I Could Have Been A World Of Warcraft Widow

marriage world of warcraft

How World of Warcraft helps one couple stay connected.

Editors note: World of Warcraft is an online role-playing game. WoW's 11.5 million monthly subscribers engage in battles, complete quests and interact with other users in a computer-generated world.

I could have been a World of Warcraft widow. Instead, I became a Dranei Hunter.

If I were single, I'd never play any kind of online game. Let's face it, I'm a 48-year-old woman who likes sewing and shopping and playing with my pets.
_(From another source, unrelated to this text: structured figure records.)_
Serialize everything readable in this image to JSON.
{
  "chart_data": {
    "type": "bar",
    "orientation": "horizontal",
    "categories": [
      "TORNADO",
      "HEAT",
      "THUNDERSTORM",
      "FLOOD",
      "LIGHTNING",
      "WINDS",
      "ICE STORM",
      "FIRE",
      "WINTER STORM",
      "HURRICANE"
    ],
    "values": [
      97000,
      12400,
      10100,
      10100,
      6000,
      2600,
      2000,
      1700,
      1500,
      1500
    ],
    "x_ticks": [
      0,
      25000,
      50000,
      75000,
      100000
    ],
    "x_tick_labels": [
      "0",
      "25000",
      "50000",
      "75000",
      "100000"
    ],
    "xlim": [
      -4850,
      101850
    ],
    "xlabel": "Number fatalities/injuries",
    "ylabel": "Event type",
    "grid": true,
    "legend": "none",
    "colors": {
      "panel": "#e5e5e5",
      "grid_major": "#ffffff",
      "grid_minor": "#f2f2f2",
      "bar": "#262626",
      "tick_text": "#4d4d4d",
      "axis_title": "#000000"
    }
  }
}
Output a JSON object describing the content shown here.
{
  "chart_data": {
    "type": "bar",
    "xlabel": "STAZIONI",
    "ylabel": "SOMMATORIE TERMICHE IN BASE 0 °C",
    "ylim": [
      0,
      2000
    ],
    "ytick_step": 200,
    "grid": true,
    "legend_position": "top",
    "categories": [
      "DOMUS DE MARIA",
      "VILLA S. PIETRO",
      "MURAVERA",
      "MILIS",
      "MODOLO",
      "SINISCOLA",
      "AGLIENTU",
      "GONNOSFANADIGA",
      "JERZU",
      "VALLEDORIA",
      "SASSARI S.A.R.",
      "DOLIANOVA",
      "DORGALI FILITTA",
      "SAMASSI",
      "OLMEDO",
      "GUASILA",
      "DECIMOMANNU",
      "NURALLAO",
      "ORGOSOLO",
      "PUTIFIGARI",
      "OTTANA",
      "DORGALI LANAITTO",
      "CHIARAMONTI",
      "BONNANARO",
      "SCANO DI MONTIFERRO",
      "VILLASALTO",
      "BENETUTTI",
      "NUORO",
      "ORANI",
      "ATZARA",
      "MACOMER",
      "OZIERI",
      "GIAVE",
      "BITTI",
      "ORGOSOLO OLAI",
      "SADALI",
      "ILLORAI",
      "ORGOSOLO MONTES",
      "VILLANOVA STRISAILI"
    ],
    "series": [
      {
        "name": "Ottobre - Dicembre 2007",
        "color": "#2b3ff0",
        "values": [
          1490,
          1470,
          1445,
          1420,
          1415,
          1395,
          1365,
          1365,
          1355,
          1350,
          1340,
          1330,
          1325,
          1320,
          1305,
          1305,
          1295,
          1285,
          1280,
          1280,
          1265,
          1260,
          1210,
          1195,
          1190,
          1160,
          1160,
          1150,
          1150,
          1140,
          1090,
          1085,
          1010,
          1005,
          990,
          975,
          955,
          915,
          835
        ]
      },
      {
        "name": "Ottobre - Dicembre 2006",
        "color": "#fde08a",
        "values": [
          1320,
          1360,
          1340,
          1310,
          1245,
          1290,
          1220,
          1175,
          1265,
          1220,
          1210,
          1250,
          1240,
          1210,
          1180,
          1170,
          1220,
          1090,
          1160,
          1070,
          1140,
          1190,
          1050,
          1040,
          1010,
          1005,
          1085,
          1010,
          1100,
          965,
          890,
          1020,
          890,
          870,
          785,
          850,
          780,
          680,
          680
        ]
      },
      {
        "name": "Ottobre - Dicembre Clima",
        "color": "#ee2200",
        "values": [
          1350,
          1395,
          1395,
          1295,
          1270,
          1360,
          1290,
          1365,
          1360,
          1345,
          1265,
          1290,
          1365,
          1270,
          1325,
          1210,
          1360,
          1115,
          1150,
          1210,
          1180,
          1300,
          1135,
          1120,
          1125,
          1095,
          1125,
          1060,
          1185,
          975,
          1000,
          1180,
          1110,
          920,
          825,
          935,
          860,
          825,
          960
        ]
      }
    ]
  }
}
But since both my husband and my son have multiple characters on the online role-playing game World of Warcraft, I put on my boots and bracers and entered their realm.

I'd been content with my laptop, but when my husband "surprised" me with a new desktop computer that had the latest, greatest, video and sound cards and a screen that stretched across my desk, he didn't have to say why. He wanted a second honeymoon, and he'd made reservations at the Lion's Pride Inn (a WoW hotel). If he'd loved fishing, I'd be wearing waders and squishing worms on hooks. If he'd loved bowling, I'd buy my own shoes and a yellow, swirly-patterned ball. But I married a true knight who cannot let a quest go uncompleted, so I wander misguidedly around the Exodar as a labor of love. Wither he goeth, I go.
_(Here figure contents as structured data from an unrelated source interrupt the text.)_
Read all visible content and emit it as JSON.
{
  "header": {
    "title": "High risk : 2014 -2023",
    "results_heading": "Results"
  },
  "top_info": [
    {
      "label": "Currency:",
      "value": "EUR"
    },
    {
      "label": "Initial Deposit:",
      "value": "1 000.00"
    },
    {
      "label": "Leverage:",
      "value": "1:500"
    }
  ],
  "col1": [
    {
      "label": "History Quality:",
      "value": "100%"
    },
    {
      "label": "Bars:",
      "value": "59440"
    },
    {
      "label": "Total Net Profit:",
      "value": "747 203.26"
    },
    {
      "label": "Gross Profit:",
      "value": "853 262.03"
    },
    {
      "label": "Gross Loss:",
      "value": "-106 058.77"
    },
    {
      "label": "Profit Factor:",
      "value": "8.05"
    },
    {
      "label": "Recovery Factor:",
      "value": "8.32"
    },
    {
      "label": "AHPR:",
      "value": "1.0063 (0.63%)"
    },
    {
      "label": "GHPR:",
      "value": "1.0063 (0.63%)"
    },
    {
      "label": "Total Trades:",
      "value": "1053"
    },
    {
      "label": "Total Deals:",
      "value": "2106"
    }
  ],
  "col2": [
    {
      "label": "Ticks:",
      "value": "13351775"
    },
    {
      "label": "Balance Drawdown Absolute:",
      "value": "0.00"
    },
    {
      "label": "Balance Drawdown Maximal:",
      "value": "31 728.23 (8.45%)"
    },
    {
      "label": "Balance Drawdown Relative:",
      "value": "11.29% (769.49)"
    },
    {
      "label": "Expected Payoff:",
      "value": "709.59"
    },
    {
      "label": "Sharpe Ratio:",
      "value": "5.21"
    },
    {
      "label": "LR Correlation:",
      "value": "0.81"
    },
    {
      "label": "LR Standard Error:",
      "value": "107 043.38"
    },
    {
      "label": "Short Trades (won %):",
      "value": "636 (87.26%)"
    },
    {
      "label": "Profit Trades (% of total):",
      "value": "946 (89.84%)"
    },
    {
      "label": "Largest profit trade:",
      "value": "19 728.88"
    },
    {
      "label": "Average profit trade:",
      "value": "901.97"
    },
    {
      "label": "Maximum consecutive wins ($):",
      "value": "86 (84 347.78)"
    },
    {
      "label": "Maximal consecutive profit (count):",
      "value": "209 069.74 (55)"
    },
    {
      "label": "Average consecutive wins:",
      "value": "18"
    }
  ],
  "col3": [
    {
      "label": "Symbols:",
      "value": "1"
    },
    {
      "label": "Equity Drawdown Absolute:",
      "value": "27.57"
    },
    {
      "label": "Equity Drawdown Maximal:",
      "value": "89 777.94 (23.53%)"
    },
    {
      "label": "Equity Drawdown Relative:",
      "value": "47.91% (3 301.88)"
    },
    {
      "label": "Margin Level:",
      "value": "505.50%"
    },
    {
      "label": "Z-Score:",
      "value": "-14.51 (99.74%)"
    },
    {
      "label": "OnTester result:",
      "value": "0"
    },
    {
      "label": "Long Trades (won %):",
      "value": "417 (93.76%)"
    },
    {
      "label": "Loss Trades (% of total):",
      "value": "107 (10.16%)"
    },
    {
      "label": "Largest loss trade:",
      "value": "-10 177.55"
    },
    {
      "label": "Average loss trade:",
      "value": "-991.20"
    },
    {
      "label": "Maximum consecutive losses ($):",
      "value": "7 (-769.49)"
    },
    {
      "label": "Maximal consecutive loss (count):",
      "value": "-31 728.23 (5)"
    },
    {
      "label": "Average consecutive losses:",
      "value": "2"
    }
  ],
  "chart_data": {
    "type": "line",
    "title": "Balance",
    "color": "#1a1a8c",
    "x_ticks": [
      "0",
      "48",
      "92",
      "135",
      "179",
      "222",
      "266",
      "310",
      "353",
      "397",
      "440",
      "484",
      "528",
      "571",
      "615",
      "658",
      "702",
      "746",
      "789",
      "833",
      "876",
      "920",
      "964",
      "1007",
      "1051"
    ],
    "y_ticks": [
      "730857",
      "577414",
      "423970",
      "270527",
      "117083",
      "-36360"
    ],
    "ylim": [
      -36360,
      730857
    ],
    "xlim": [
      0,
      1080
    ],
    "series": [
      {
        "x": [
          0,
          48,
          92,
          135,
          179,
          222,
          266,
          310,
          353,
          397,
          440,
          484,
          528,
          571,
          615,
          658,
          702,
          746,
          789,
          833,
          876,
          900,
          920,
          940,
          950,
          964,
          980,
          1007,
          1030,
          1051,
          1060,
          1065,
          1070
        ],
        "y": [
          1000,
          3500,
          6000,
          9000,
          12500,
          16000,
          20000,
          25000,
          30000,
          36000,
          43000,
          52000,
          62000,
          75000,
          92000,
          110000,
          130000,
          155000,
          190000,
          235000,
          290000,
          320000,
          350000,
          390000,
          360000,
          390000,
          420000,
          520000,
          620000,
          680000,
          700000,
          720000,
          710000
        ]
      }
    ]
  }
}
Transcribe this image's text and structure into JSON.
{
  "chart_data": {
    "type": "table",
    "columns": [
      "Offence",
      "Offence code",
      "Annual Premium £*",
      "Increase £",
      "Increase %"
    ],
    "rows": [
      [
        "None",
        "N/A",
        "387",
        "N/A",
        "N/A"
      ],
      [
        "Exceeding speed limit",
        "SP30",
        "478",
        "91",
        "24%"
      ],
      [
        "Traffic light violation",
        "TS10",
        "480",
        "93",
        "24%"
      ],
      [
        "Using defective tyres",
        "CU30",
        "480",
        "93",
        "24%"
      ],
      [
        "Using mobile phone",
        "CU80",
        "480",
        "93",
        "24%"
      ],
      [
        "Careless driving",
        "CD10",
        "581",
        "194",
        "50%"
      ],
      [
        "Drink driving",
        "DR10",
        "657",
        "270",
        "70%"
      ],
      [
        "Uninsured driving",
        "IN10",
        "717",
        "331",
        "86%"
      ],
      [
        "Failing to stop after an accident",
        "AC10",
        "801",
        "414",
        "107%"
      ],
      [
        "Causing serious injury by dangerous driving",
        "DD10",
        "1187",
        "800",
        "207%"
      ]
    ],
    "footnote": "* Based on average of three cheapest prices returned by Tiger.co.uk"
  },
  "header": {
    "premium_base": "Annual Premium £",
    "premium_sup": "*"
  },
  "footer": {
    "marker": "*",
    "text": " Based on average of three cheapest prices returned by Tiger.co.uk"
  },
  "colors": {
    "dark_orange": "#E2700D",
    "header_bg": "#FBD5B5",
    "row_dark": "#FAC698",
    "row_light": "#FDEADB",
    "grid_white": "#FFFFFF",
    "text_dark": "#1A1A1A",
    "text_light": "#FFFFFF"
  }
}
Frankly, I don't know why his character leaps and dances when he meets up with me. I'm a terrible player. I have trouble reading the map. I can never remember if I'm supposed to right-click or left-click so I'm constantly dropping weapons in the middle of a battle. I'm squeamish about killing things. But my on-screen persona is drop-dead sexy and there's something erotic about gasping, "I'm putting on Aspect of the Beast, honey!"
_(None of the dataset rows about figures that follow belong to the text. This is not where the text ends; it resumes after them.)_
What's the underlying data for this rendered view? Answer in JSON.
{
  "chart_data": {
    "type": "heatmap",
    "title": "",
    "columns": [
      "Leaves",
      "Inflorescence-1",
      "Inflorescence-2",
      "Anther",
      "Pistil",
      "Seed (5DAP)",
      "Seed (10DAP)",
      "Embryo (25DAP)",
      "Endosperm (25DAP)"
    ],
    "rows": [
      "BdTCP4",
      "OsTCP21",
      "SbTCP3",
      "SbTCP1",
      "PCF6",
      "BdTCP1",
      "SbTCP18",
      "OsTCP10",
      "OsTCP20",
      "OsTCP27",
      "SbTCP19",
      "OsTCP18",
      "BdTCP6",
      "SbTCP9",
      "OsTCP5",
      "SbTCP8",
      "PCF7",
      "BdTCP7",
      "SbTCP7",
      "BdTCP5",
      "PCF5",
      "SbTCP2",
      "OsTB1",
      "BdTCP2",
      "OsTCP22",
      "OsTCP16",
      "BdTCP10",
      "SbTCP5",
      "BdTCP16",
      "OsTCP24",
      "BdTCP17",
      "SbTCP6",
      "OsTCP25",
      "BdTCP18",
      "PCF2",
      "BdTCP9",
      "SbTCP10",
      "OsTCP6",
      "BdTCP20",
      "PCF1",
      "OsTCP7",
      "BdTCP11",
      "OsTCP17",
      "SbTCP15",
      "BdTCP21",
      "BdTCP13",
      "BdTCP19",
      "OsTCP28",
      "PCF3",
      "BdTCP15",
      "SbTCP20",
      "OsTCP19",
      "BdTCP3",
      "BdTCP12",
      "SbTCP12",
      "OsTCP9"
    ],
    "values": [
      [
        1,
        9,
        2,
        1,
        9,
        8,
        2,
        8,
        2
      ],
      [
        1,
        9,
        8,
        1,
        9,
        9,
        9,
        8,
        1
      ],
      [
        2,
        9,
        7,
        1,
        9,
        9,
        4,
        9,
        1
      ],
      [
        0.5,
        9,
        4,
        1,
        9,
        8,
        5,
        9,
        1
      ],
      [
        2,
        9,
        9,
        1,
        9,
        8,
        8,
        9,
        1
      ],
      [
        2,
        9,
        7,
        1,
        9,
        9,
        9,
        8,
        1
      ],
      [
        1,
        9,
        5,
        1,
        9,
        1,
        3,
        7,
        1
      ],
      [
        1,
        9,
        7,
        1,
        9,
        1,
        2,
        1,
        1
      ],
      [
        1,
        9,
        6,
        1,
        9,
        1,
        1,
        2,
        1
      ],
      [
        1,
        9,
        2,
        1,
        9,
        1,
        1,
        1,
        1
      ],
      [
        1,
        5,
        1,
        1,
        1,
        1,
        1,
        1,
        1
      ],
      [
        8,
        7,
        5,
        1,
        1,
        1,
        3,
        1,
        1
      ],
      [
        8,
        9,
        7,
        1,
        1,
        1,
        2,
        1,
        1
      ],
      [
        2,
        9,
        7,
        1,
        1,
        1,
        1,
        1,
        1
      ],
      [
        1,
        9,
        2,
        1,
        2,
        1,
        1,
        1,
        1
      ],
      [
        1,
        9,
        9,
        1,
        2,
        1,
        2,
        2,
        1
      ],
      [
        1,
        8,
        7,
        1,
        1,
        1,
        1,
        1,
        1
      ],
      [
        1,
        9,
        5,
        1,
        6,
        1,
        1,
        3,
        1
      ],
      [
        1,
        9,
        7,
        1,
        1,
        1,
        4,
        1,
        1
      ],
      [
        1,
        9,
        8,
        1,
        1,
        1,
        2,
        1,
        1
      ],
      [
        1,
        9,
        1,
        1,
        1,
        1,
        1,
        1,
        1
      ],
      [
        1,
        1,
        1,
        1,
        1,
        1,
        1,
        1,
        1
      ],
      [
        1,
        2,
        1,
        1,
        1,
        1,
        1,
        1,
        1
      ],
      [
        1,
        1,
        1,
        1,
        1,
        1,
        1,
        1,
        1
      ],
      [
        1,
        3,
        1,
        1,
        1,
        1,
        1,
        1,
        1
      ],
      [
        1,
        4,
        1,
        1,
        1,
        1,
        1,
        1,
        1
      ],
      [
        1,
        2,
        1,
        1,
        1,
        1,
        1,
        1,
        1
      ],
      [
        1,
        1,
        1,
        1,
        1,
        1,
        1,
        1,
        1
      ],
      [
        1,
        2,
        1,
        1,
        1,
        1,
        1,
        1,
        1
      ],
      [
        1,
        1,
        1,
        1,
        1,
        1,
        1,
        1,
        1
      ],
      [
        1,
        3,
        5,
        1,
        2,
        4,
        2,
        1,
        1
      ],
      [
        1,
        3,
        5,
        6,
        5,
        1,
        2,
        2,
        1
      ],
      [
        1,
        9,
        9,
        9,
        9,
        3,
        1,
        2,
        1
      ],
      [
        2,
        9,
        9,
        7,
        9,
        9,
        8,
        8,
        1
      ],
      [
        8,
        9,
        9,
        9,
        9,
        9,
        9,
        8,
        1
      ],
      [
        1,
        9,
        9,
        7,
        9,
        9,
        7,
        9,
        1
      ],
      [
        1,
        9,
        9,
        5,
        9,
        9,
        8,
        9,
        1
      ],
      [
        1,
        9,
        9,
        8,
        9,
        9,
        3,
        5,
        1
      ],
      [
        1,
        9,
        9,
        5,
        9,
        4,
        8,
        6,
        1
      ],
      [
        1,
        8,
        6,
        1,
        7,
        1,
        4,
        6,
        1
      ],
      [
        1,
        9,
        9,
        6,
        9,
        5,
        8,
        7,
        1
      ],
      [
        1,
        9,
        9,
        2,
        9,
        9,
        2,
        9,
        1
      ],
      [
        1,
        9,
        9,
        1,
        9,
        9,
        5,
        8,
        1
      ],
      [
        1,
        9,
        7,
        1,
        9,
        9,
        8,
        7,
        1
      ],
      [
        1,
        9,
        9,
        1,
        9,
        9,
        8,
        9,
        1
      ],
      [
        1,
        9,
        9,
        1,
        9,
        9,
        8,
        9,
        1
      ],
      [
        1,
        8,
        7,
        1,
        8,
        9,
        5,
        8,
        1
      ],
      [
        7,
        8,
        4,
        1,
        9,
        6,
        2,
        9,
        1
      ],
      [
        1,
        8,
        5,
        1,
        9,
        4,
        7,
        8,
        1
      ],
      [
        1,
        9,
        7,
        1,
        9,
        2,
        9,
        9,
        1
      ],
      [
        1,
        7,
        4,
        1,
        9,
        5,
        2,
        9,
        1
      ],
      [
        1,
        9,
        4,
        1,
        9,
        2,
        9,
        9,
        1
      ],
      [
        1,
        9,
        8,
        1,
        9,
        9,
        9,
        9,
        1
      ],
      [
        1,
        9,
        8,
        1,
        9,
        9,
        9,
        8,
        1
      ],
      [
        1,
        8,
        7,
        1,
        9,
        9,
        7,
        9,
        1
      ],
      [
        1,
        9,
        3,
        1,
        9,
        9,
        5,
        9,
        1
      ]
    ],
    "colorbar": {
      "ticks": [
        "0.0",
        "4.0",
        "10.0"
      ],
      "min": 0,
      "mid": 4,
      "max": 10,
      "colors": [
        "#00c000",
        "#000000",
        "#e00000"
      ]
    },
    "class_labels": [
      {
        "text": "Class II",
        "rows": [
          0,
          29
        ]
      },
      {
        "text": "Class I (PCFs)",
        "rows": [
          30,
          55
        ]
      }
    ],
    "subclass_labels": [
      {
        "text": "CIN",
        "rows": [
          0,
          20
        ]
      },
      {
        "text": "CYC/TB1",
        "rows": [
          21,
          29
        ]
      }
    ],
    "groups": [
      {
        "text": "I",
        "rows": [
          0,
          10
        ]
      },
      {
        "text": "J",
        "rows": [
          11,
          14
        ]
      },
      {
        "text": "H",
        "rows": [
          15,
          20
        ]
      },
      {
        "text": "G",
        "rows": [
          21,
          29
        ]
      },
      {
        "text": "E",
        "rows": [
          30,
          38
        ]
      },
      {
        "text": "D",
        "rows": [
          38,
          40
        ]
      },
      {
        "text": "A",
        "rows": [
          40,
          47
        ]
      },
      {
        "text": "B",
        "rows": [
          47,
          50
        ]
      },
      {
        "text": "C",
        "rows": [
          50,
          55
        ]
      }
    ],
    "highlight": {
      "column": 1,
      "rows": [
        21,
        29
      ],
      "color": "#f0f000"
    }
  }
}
Most of the time I just trot after his character, admiring its tail ring and cleaning up his victims by skinning… skinning... skinning. Once, we thought it would be easier if we used the "follow" command and invisibly linked my character to his so I wouldn't get lost. Hysterically, he'd go dashing around a building and I wouldn't clear the corner. SPLAT! I'd be frozen against the side of a building unable to move as our invisible umbilical cord stretched tighter and tighter. Oh, my man, I love him so.